Ted Chiang's Stories of Your Life and Others collects all his fiction to date, including one new story. It is an excellent collection. I reread the earlier stories for the first time in a long time -- I was particularly impressed on rereading by "Tower of Babylon", which posits a cosmology in which a Tower of Babel could actually be successfully built. I admit I didn't quite get "Division by Zero", about a woman mathematician driven to despair when she proves that arithmetic is inconsistent. "Understand" is a nice, dark, story about a man who becomes a superman when he undergoes an experimental brain treatment -- and what happens when he finds another superman.Of the later stories, "Story of Your Life" remains my favorite, both very very moving and mind-blowing as well, told in second person successfully (and for good reason). It accomplishes the rare feat of combining an interesting bit of SFnal speculation (concerning aliens who perceive time differently than we do), worth a story on its own merits, with a moving human story (about a woman and her daughter, who dies young), and using the SF ideas to really drive home the human themes.

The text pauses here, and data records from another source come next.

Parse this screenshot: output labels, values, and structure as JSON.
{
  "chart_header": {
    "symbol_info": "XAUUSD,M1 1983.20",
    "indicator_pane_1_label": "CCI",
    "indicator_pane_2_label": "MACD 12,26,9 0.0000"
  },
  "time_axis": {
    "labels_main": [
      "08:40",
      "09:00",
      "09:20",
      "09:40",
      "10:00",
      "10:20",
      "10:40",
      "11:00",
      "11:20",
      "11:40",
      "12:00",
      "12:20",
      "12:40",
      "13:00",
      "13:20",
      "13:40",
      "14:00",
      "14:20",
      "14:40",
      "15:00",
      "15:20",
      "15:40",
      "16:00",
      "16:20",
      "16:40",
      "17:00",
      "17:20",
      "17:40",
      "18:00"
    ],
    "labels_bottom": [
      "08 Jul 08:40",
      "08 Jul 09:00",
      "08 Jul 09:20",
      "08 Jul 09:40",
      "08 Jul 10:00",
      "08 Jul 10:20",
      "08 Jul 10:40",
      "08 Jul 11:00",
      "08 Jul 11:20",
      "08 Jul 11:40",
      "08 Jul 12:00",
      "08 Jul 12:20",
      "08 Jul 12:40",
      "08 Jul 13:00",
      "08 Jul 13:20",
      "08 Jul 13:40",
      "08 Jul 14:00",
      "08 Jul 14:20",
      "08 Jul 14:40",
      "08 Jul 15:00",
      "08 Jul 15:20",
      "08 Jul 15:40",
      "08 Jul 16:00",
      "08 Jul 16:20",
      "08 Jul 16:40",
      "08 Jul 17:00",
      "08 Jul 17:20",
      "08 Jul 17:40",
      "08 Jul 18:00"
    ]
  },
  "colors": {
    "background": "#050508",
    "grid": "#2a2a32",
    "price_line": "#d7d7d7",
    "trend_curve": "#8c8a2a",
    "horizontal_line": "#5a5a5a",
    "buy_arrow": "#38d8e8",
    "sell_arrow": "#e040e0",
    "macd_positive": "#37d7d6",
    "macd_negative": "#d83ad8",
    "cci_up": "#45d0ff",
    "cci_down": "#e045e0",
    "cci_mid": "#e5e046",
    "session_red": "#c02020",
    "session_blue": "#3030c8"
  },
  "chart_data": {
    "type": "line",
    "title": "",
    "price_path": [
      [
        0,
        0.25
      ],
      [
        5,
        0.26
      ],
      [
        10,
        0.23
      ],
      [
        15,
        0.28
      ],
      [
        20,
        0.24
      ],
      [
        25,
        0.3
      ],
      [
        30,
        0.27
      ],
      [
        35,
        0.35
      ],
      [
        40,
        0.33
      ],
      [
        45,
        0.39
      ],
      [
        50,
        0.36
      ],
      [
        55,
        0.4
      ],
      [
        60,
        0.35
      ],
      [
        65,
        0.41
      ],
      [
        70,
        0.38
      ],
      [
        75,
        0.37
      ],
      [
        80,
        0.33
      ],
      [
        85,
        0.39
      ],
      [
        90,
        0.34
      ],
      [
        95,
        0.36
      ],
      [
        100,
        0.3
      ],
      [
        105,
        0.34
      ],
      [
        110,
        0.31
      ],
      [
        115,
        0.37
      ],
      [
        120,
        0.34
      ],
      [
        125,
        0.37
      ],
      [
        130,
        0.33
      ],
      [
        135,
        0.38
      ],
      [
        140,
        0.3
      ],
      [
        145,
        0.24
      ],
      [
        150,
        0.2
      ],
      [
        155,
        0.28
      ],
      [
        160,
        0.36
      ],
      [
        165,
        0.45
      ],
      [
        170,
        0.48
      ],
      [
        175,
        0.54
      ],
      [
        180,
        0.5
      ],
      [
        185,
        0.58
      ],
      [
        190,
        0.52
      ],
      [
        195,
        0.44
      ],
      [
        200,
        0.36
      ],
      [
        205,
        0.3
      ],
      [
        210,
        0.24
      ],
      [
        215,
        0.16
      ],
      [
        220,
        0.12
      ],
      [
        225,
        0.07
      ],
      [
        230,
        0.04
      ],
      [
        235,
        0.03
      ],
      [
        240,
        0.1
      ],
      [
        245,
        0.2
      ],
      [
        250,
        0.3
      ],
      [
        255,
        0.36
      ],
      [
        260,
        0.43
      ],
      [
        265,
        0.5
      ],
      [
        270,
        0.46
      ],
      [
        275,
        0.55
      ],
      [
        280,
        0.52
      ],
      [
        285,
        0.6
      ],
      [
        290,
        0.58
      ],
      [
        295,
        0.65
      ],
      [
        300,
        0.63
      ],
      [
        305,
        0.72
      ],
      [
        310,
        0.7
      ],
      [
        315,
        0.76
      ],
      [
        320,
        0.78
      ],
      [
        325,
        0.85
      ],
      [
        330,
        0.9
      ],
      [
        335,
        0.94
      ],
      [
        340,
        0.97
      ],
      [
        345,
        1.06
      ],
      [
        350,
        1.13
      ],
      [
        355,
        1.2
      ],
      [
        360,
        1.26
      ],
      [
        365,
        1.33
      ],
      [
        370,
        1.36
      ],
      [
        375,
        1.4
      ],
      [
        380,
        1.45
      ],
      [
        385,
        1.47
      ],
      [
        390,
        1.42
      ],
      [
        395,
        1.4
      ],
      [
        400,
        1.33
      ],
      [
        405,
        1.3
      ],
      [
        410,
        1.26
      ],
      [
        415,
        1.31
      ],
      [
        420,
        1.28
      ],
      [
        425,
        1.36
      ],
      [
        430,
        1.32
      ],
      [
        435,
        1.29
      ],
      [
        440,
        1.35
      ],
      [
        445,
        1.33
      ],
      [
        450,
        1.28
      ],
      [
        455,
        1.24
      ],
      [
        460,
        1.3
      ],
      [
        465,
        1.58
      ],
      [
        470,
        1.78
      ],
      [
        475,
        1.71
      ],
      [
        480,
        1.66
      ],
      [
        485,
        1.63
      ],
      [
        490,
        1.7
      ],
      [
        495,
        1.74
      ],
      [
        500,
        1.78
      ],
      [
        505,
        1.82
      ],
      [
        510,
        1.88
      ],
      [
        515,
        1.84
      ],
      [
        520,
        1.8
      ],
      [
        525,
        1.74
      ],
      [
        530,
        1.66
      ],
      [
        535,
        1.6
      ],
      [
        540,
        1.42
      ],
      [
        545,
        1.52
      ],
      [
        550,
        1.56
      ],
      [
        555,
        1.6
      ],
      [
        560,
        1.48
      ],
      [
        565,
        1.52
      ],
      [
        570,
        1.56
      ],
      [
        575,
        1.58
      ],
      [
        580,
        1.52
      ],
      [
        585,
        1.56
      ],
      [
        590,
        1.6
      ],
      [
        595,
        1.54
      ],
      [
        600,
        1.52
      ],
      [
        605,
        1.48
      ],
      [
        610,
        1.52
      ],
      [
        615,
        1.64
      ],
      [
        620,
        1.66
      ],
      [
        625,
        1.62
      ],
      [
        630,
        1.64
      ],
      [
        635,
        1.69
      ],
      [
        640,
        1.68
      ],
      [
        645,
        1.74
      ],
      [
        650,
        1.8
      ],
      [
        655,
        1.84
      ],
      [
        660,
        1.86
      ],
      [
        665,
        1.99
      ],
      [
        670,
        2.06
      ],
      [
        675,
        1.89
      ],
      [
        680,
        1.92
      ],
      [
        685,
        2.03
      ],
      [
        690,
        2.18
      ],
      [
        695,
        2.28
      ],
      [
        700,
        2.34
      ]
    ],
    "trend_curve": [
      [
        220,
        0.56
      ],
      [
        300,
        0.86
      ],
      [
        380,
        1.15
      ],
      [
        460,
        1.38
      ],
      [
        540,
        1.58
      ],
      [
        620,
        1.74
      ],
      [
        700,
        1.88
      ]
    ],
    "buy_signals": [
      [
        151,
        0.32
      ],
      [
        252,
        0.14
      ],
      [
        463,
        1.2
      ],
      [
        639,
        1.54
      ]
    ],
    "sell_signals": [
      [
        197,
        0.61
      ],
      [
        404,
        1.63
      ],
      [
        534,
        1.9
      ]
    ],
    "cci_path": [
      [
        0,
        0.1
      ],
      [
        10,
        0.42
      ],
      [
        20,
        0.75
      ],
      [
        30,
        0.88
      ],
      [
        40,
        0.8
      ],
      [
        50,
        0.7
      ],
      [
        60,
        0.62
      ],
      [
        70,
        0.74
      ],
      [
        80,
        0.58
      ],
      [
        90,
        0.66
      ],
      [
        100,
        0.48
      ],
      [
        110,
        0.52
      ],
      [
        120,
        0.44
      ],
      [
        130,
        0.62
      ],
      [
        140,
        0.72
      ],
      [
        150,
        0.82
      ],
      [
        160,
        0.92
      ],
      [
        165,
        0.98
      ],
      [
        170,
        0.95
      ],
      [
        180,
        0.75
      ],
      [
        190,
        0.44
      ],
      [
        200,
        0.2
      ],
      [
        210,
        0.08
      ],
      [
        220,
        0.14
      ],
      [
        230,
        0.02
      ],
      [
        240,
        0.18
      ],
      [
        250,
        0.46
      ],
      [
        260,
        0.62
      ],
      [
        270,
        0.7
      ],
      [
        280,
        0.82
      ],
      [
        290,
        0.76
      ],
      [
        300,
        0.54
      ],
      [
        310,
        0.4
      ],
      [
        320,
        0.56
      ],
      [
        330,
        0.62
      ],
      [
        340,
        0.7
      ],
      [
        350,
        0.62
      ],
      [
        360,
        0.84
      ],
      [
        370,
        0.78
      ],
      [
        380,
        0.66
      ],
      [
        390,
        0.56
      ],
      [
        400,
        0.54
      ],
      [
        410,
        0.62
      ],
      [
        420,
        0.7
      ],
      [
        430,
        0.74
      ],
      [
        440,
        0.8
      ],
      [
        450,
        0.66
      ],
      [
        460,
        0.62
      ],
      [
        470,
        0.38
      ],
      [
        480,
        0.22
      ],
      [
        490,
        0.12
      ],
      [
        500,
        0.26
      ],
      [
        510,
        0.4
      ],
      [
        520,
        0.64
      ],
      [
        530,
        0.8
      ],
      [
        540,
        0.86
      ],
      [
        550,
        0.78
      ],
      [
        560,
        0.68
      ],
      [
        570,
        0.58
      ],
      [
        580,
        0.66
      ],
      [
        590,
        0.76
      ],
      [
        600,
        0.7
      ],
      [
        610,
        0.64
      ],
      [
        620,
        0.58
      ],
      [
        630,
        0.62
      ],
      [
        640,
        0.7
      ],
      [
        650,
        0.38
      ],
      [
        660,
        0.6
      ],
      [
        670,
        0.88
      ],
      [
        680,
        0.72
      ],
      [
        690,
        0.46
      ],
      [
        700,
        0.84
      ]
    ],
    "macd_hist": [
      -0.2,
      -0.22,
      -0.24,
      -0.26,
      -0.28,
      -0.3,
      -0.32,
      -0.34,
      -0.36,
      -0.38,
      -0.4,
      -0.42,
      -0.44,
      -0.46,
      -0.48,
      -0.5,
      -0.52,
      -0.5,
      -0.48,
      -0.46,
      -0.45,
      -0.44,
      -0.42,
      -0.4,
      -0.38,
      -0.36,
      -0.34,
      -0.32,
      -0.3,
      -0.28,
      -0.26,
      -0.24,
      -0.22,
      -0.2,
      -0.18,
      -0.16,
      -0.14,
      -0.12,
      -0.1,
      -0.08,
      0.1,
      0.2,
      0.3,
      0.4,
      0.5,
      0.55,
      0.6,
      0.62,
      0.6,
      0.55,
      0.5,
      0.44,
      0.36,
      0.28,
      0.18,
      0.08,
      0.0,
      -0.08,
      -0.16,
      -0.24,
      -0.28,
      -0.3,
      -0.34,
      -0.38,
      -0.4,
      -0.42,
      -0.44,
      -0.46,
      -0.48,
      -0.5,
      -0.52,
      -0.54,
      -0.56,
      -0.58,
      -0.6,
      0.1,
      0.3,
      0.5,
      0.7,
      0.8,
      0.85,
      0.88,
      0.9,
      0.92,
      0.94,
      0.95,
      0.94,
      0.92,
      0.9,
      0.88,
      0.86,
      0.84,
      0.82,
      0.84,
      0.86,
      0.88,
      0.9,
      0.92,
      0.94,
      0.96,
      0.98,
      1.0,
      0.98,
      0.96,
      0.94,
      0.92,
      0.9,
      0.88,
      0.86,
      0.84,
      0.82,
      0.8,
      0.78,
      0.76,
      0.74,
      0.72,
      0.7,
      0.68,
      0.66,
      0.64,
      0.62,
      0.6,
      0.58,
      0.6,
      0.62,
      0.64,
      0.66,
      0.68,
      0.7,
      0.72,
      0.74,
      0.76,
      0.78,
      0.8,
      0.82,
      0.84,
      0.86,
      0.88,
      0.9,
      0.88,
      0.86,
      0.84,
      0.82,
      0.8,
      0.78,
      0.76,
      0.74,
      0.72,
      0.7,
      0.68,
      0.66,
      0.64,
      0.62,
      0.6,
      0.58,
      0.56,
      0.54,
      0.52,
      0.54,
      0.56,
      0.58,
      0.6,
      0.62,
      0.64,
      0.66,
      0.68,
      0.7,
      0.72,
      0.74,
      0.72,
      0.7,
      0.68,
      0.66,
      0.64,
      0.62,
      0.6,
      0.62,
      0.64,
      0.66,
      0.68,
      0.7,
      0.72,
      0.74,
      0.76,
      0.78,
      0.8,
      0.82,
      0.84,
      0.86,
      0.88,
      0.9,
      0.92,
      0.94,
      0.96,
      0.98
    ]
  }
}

While at the same time maintaining interest as pure SF. I'm fond of saying that there are two types of SF: stories about the science, and stories which use the science to be about people. This is both types in one. "Seventy-Two Letters" has a great central idea, and it does some nice things working out the implications, but the story itself is resolved with too much actiony hugger-mugger. "Hell is the Absence of God" again has a neat central conceit, and is uncompromising in working it out -- but I admit I was confused by the ending. His Nature short-short is a nice speculation on the future of science in a "post-human" world.